LOGIN endpoint - Amazon Cognito

LOGIN endpoint

The /login endpoint signs the user in. It loads the login page and presents the authentication options configured for the client to the user.

GET /login

The /login endpoint only supports HTTPS GET. The user pool client makes this request through a system browser. System browsers for JavaScript include Chrome or Firefox. Android browsers include Custom Chrome Tab. iOS browsers include Safari View Control.

Request parameters

client_id

The app client ID for your app. To obtain an app client ID, register the app in the user pool. For more information, see Configuring a user pool app client.

Required.

redirect_uri

The URI where the user is redirected after a successful authentication. It should be configured on response_type of the specified client_id.

Required.

response_type

The OAuth response type, which can be code for code grant flow and token for implicit flow.

Required.

state

An opaque value the client adds to the initial request. The value is then returned back to the client upon redirect.

This value must be used by the client to prevent CSRF attacks.

Optional but recommended.

scope

Can be a combination of any system-reserved scopes or custom scopes associated with a client. Scopes must be separated by spaces. System reserved scopes are openid, email, phone, profile, and aws.cognito.signin.user.admin. Any scope that you request must be activated for the app client, or Amazon Cognito will ignore it.
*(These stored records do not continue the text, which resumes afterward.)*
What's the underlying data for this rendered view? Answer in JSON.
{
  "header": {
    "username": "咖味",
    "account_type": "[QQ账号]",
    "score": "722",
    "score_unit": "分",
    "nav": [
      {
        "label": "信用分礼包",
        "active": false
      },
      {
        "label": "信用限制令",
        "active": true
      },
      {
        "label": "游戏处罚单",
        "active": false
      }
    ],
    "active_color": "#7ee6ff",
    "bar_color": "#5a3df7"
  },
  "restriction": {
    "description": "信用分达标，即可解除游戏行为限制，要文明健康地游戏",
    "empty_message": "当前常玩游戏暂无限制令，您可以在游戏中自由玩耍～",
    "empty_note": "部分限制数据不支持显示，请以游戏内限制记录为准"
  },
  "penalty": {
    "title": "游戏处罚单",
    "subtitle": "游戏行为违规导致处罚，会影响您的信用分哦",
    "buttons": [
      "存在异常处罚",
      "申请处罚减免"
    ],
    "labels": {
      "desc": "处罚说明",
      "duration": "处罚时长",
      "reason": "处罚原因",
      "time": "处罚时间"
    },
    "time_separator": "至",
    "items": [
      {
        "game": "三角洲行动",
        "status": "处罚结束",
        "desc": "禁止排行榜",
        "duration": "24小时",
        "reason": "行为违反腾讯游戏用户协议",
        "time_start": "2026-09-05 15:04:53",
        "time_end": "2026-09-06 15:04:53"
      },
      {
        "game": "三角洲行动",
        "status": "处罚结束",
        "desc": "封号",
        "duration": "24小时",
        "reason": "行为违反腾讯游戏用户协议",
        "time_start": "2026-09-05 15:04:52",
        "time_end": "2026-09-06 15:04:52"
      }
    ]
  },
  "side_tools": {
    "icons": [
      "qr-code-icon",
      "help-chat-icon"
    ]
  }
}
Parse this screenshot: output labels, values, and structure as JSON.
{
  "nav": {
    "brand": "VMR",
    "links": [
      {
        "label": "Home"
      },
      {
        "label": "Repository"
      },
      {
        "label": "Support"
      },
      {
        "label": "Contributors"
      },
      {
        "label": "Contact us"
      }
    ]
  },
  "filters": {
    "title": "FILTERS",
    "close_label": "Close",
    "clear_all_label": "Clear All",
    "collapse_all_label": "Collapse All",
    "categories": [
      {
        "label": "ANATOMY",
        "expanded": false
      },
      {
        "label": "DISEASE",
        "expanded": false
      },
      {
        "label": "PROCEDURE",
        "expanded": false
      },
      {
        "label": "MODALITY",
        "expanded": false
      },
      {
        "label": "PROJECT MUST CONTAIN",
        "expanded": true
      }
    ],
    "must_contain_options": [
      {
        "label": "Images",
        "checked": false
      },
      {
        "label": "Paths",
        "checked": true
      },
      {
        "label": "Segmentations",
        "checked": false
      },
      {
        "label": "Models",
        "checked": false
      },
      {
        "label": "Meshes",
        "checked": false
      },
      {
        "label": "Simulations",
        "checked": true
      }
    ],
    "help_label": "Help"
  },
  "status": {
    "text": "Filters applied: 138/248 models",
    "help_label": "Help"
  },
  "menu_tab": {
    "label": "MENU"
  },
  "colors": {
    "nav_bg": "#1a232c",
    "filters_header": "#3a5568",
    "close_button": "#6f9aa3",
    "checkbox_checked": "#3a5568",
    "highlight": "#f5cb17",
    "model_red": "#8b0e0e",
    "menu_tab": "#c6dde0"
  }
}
If the client doesn't request any scopes, the authentication server uses all scopes associated with the client.

An ID token is only returned if an openid scope is requested. The access token can only be used against Amazon Cognito user pools if an aws.cognito.signin.user.admin scope is requested. The phone, email, and profile scopes can only be requested if an openid scope is also requested. These scopes dictate the claims that go inside the ID token.

Optional.

code_challenge_method

The method used to generate the challenge. The PKCE RFC defines two methods, S256 and plain; however, Amazon Cognito authentication server supports only S256.

Optional.

code_challenge

The generated challenge from the code_verifier.

Required only when the code_challenge_method is specified.

Sample request: Prompt the user to sign in

This example displays the login screen.

GET https://mydomain.auth.us-east-1.amazoncognito.com/login? response_type=code& client_id=ad398u21ijw3s9w3939& redirect_uri=https://YOUR_APP/redirect_uri& state=STATE& scope=openid+profile+aws.cognito.signin.user.admin

Sample Response

The authentication server redirects to your app with the authorization code and state. The server must return the code and state in the query string parameters and not in the fragment.

HTTP/1.1 302 Found Location: https://YOUR_APP/redirect_uri?code=AUTHORIZATION_CODE&state=STATE

For more example requests, and examples of positive and negative responses, see AUTHORIZATION endpoint.